Haldimand—Norfolk Ontario

Conservative

Diane Finley ConservativeMinister of Human Resources and Skills Development

Mr. Speaker, our target is to help the unemployed get a new job, one that will pay them more than employment insurance and not working. We want to help Canadians get the skills and training they need so they can take better advantage of the opportunities that are being created right across this great country. Over 800,000 net new jobs have been created. We want to do even more and help those who are unemployed get jobs so they and their families will be better off. Why does the NDP keep opposing these measures?

41st General ElectionOral Questions

2:30 p.m.

NDP

Alexandre Boulerice NDP Rosemont—La Petite-Patrie, QC

Mr. Speaker, the Liberals dipped into the employment insurance fund. Now the Conservatives are trying to kill the program all together. That hurts Canadian families.
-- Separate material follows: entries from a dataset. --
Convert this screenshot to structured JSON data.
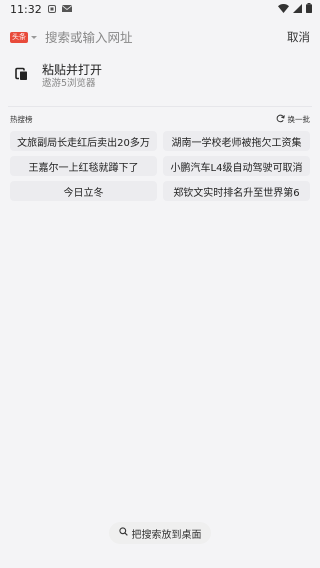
{
  "status": {
    "time": "11:32"
  },
  "search": {
    "app_badge": "头条",
    "placeholder": "搜索或输入网址",
    "cancel_label": "取消"
  },
  "paste": {
    "title": "粘贴并打开",
    "subtitle": "遨游5浏览器"
  },
  "hot": {
    "title": "热搜榜",
    "refresh_label": "换一批",
    "items": [
      "文旅副局长走红后卖出20多万",
      "湖南一学校老师被拖欠工资集",
      "王嘉尔一上红毯就蹲下了",
      "小鹏汽车L4级自动驾驶可取消",
      "今日立冬",
      "郑钦文实时排名升至世界第6"
    ]
  },
  "bottom": {
    "label": "把搜索放到桌面"
  },
  "colors": {
    "badge_red": "#e84a3a",
    "background": "#f4f4f6"
  }
}
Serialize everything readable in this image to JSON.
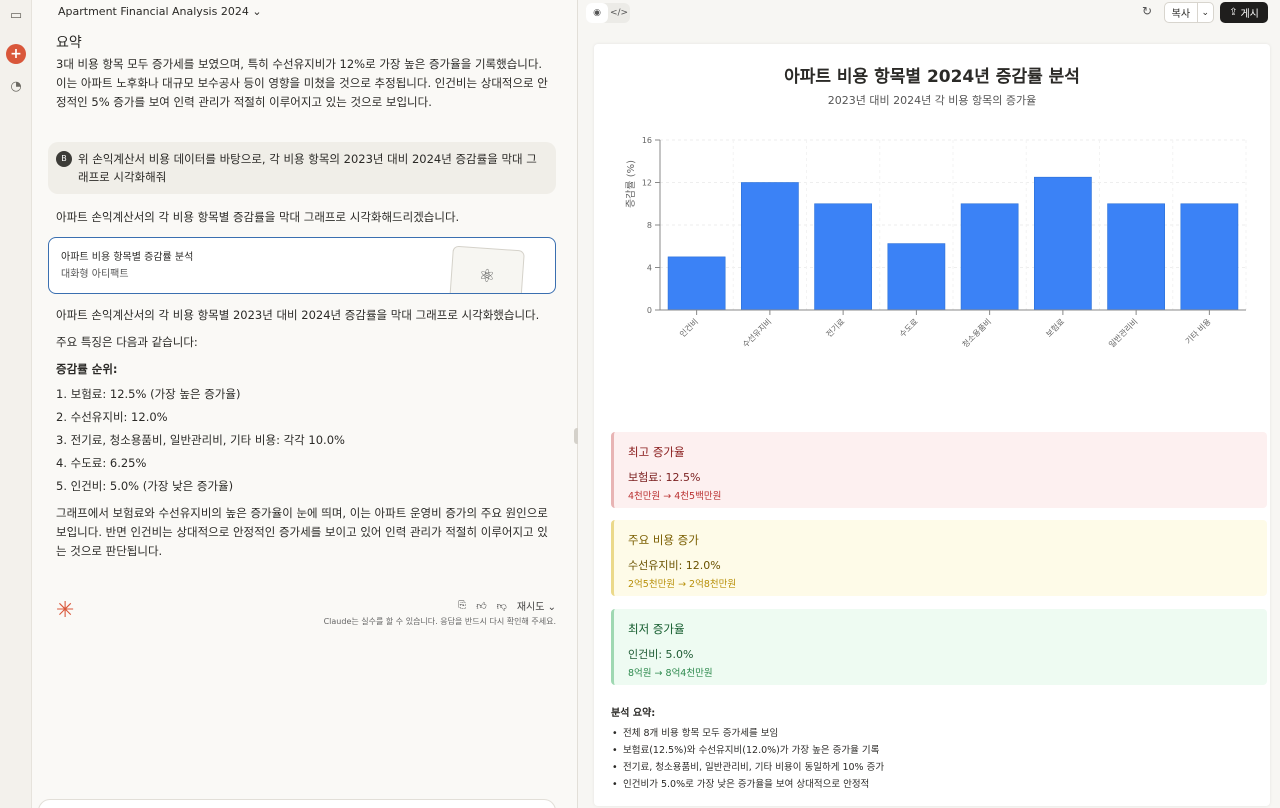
{
  "icons": {
    "sidebar_toggle": "sidebar-icon",
    "new_chat": "plus-icon",
    "recent": "history-icon"
  },
  "chat": {
    "title": "Apartment Financial Analysis 2024",
    "summary_heading": "요약",
    "summary_text": "3대 비용 항목 모두 증가세를 보였으며, 특히 수선유지비가 12%로 가장 높은 증가율을 기록했습니다. 이는 아파트 노후화나 대규모 보수공사 등이 영향을 미쳤을 것으로 추정됩니다. 인건비는 상대적으로 안정적인 5% 증가를 보여 인력 관리가 적절히 이루어지고 있는 것으로 보입니다.",
    "user_avatar": "B",
    "user_message": "위 손익계산서 비용 데이터를 바탕으로, 각 비용 항목의 2023년 대비 2024년 증감률을 막대 그래프로 시각화해줘",
    "reply_intro": "아파트 손익계산서의 각 비용 항목별 증감률을 막대 그래프로 시각화해드리겠습니다.",
    "artifact": {
      "title": "아파트 비용 항목별 증감률 분석",
      "subtitle": "대화형 아티팩트"
    },
    "reply_result": "아파트 손익계산서의 각 비용 항목별 2023년 대비 2024년 증감률을 막대 그래프로 시각화했습니다.",
    "features_intro": "주요 특징은 다음과 같습니다:",
    "ranking_heading": "증감률 순위:",
    "ranking": [
      "1. 보험료: 12.5% (가장 높은 증가율)",
      "2. 수선유지비: 12.0%",
      "3. 전기료, 청소용품비, 일반관리비, 기타 비용: 각각 10.0%",
      "4. 수도료: 6.25%",
      "5. 인건비: 5.0% (가장 낮은 증가율)"
    ],
    "conclusion": "그래프에서 보험료와 수선유지비의 높은 증가율이 눈에 띄며, 이는 아파트 운영비 증가의 주요 원인으로 보입니다. 반면 인건비는 상대적으로 안정적인 증가세를 보이고 있어 인력 관리가 적절히 이루어지고 있는 것으로 판단됩니다.",
    "retry_label": "재시도",
    "disclaimer": "Claude는 실수를 할 수 있습니다. 응답을 반드시 다시 확인해 주세요."
  },
  "toolbar": {
    "copy_label": "복사",
    "publish_label": "게시"
  },
  "doc": {
    "title": "아파트 비용 항목별 2024년 증감률 분석",
    "subtitle": "2023년 대비 2024년 각 비용 항목의 증가율",
    "ylabel": "증감률 (%)",
    "cards": {
      "highest": {
        "title": "최고 증가율",
        "main": "보험료: 12.5%",
        "detail": "4천만원 → 4천5백만원"
      },
      "major": {
        "title": "주요 비용 증가",
        "main": "수선유지비: 12.0%",
        "detail": "2억5천만원 → 2억8천만원"
      },
      "lowest": {
        "title": "최저 증가율",
        "main": "인건비: 5.0%",
        "detail": "8억원 → 8억4천만원"
      }
    },
    "analysis_title": "분석 요약:",
    "analysis_items": [
      "전체 8개 비용 항목 모두 증가세를 보임",
      "보험료(12.5%)와 수선유지비(12.0%)가 가장 높은 증가율 기록",
      "전기료, 청소용품비, 일반관리비, 기타 비용이 동일하게 10% 증가",
      "인건비가 5.0%로 가장 낮은 증가율을 보여 상대적으로 안정적"
    ]
  },
  "chart_data": {
    "type": "bar",
    "categories": [
      "인건비",
      "수선유지비",
      "전기료",
      "수도료",
      "청소용품비",
      "보험료",
      "일반관리비",
      "기타 비용"
    ],
    "values": [
      5.0,
      12.0,
      10.0,
      6.25,
      10.0,
      12.5,
      10.0,
      10.0
    ],
    "ylabel": "증감률 (%)",
    "ylim": [
      0,
      16
    ],
    "yticks": [
      0,
      4,
      8,
      12,
      16
    ],
    "grid": true,
    "bar_color": "#3b82f6"
  }
}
The Conservatives would have us believe that the electoral fraud happened only in the riding of Guelph, when in fact, no less than 55 other ridings are currently under investigation: 20 in British Columbia, 14 in the Prairies and 20 in Quebec, and that number continues to rise.

The Conservatives voted in favour of our motion to give the commissioner more powers and they promised to make changes, but nothing has been done since.

When will the Conservatives take electoral fraud seriously?

41st General ElectionOral Questions

2:35 p.m.

Edmonton—Sherwood Park Alberta

Conservative

Tim Uppal ConservativeMinister of State (Democratic Reform)

Mr. Speaker, a comprehensive proposal from the government will be forthcoming shortly.

The fact is that the Federal Accountability Act passed through the House in 2006. In that act we eliminated any donations by corporations and unions, and yet knowing that the NDP still accepted thousands of dollars in illegal donations from unions.

The real question is, can it follow the law?